I need to remember that line whenever I’m feeling bad about my circumstances. Intellectually I get it, but sometimes it’s tough. The good news is, the sadness usually only lasts a short while. Which brings me back to Stuart Scott. He was one of those horrible cases. He suffered through seven years with cancer, including multiple surgeries and chemotherapy. I chose to share the old photo of Stuart in this blog post because that’s how I will always remember him, not as the frail man he became over the past few years as a he battled the disease.
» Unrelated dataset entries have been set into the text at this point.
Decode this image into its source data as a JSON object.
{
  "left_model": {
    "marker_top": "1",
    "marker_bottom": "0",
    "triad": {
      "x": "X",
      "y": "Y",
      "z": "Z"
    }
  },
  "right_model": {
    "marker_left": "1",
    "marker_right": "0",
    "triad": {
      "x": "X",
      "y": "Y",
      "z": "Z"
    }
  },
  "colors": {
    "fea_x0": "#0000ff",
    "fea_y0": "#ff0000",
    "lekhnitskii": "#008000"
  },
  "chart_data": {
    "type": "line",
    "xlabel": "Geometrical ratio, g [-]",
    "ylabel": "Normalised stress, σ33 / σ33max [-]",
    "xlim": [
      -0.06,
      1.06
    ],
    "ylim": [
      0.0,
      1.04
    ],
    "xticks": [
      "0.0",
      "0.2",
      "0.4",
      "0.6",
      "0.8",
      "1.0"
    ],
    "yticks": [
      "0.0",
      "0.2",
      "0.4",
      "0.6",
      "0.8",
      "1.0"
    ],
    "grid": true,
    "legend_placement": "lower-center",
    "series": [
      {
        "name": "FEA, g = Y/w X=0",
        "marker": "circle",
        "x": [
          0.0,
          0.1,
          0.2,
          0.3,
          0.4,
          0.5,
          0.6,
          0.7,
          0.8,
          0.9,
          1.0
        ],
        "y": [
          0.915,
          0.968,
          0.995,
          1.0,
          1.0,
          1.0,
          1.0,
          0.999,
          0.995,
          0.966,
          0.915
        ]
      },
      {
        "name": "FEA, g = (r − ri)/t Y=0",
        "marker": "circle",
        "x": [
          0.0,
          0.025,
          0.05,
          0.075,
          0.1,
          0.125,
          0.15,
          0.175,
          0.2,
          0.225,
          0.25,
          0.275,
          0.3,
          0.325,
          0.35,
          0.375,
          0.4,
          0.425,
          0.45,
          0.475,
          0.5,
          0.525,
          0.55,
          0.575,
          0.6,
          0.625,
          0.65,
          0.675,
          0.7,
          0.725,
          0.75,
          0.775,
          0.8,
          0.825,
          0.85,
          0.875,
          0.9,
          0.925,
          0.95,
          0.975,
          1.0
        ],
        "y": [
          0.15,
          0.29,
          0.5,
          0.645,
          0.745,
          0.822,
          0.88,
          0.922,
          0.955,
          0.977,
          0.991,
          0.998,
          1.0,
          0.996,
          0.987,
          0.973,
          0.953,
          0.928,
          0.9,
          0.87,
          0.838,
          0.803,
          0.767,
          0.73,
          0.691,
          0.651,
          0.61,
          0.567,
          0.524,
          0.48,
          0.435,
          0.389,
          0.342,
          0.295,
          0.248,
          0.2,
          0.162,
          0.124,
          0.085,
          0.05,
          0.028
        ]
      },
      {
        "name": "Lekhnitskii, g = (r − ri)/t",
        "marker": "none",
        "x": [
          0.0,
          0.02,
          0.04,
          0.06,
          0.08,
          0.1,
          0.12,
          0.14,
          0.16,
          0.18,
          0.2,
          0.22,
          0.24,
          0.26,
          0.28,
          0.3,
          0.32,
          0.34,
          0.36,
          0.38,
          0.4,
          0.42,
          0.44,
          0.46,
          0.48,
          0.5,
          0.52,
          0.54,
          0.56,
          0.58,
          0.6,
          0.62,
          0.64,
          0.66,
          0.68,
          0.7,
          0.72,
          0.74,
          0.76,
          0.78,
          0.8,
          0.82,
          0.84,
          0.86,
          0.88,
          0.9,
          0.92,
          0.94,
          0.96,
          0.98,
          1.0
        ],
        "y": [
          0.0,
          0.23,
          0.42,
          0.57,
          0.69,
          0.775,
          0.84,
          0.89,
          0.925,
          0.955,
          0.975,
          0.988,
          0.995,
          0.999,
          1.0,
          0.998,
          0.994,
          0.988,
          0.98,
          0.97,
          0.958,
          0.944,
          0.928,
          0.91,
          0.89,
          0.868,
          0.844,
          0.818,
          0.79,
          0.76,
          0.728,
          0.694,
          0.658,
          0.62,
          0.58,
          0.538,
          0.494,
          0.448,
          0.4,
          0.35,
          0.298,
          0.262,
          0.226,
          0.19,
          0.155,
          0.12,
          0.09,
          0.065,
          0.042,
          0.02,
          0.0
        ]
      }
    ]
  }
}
But more important than his physical stature, Stuart Scott exemplified what I think we all should strive for when the chips are down. The guy could barely move last year when he arrived at the Espy Awards to receive the Jimmy V Perseverance Award yet he was as cool as the other side of the pillow. For him staying positive mentally was far more important than being physically fit (though he did manage to take up MMA fighting while he was recovering from chemo). The line we’ll all remember from that speech at the Espy’s, and the one that is getting a lot of airtime over the past 24 hours, is this one:
“When you die, it does not mean that you lose to cancer. You beat cancer by how you live, why you live, and in the manner in which you live.”
So while my initial reaction to Scott’s passing was sadness, today I woke up with a renewed spirit to live my life to the fullest. Not all of us get a second chance.